Smallest Integer After K Adjacent Swaps

The idea behind the greedy approach:

• The most significant (leftmost) digit should be the minimum of the first ‘K + 1’ digits (given that ‘K + 1 <= N’).
• If there are multiple such values, then we must swap the leftmost digit (let’s say at index ‘ID’), as it would consume less number of swaps.
• After that, swap the digits from ‘ID’ to the leftmost digit one by one, such that the digit at ‘ID’ becomes the leftmost digit.
  • Update the value of ‘K’ accordingly and perform the same steps for each digit until we reach the last digit or ‘K’ is exhausted.
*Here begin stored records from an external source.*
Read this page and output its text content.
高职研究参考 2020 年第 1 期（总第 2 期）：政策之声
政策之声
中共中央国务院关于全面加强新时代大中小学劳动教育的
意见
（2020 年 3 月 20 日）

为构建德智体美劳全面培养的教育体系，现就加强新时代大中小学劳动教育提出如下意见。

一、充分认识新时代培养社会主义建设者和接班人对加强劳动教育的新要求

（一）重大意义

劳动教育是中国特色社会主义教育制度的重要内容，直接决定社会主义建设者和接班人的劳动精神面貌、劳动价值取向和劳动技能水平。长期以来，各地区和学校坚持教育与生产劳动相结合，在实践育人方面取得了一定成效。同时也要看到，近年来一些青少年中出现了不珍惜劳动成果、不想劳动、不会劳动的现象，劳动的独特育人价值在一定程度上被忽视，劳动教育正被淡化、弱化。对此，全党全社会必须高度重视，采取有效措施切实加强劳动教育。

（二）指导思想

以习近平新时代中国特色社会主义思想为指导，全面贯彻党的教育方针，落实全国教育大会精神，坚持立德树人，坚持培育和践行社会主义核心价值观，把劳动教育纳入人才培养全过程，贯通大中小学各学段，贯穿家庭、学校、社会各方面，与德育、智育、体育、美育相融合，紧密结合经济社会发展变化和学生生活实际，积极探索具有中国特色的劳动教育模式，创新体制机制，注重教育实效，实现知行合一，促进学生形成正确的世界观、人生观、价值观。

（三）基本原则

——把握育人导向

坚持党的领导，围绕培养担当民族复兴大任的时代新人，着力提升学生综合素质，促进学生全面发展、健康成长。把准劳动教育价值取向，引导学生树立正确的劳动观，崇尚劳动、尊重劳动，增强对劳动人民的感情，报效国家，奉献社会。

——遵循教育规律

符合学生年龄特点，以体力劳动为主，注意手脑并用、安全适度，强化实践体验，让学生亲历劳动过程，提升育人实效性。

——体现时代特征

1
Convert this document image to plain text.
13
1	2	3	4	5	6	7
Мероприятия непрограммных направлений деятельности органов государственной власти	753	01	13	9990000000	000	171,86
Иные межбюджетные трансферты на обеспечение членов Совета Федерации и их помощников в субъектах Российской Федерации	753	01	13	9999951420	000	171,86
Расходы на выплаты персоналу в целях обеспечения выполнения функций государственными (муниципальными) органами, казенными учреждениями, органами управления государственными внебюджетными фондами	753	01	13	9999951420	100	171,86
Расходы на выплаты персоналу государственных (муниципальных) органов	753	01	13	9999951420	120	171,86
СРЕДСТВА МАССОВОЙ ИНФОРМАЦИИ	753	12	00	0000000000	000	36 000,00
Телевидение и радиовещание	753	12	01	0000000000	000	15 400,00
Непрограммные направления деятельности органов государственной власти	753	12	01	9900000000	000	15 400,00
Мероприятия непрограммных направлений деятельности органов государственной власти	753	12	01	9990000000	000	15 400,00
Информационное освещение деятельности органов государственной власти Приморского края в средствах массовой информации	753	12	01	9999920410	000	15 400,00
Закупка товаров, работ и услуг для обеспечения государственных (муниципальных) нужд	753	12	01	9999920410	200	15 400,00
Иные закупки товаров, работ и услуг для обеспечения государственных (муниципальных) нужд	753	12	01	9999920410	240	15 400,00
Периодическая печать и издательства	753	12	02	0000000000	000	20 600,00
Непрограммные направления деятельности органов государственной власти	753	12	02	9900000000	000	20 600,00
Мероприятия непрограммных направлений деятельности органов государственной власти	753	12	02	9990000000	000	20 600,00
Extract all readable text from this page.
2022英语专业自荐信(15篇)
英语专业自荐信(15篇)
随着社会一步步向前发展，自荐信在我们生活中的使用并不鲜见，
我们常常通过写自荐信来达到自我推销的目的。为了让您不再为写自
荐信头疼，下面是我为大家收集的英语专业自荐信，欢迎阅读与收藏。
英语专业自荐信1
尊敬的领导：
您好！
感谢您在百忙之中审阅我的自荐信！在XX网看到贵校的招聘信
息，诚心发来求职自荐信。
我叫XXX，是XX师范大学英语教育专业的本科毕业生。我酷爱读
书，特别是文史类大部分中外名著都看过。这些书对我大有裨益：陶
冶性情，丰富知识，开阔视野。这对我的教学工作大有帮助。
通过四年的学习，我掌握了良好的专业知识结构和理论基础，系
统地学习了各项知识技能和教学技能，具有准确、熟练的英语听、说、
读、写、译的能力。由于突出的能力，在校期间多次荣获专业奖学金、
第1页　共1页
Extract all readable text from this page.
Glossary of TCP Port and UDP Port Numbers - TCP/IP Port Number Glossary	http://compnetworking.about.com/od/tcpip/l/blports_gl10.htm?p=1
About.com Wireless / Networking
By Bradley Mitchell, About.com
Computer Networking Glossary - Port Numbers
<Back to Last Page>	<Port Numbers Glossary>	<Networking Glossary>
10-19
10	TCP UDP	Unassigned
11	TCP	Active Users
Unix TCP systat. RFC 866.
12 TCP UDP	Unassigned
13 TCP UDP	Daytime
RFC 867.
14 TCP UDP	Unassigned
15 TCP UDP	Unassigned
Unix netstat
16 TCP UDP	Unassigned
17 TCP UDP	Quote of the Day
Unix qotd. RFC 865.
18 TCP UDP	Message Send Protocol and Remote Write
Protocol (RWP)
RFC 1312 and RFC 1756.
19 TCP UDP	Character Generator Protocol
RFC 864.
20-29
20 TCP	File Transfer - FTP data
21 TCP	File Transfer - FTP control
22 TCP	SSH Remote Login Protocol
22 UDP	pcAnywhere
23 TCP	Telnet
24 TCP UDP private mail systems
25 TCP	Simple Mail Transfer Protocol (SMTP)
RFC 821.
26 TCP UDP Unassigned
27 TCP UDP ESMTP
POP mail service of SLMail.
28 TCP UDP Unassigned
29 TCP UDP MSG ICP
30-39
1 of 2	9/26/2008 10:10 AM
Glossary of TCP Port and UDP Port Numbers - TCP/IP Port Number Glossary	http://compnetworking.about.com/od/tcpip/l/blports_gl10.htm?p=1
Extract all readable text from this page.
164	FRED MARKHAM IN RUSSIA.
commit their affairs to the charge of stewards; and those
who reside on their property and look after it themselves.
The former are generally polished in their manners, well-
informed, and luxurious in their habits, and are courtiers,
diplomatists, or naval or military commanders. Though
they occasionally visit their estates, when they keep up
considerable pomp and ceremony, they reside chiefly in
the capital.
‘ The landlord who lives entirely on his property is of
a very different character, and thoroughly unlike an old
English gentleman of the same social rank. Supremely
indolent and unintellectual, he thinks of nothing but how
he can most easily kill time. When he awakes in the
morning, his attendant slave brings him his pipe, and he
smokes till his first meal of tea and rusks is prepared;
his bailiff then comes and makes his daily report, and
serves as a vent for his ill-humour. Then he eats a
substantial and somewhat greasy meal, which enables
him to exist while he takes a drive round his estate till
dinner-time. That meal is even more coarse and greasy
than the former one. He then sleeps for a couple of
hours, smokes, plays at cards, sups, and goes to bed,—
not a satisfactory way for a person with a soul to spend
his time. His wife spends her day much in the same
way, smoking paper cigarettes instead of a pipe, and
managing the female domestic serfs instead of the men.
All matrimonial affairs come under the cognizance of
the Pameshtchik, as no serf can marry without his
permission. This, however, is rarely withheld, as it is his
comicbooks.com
We need two levels of loops, the outer loop to traverse the integer ‘NUM’, and the inner (nested) loop to find the smallest leftmost digit among the next ‘K’ digits and swap the digits in between.

Algorithm:

• Run a loop where ‘i’ ranges from ‘0’ to ‘N - 1’:
  • Set ‘index = i’.
  • Run a loop where ‘j’ ranges from ‘i + 1’ to ‘K - 1’:
    • If ‘K < j - i’, then the digit at ‘j’ needs more than ‘K’ swaps to move to position ‘i’:
      • Break the loop.
    • If ‘NUM[index] > NUM[j]’, then update ‘index’ as the digit at ‘j’ is smaller than the digit at ‘index’:
      • ‘index = j’.
  • Run a loop where ‘j’ ranges from ‘index’ to ‘i’, to swap the digits between ‘index’ to ‘i’:
    • ‘swap(NUM[j], NUM[j - i])’.
  • ‘K -= (index - i)’. The number of swaps to move ‘NUM[index]’ to position ‘i’.
• Return ‘NUM’ as the answer.

O(N^2), where ‘N’ is the number of digits in ‘NUM’.

We use two nested loops that perform ‘N*(N-1)/2’ operations in the worst-case scenario. Thus, the time complexity is ‘O(N^2)’.

O(1),

Since we are not using any extra space, space complexity is constant.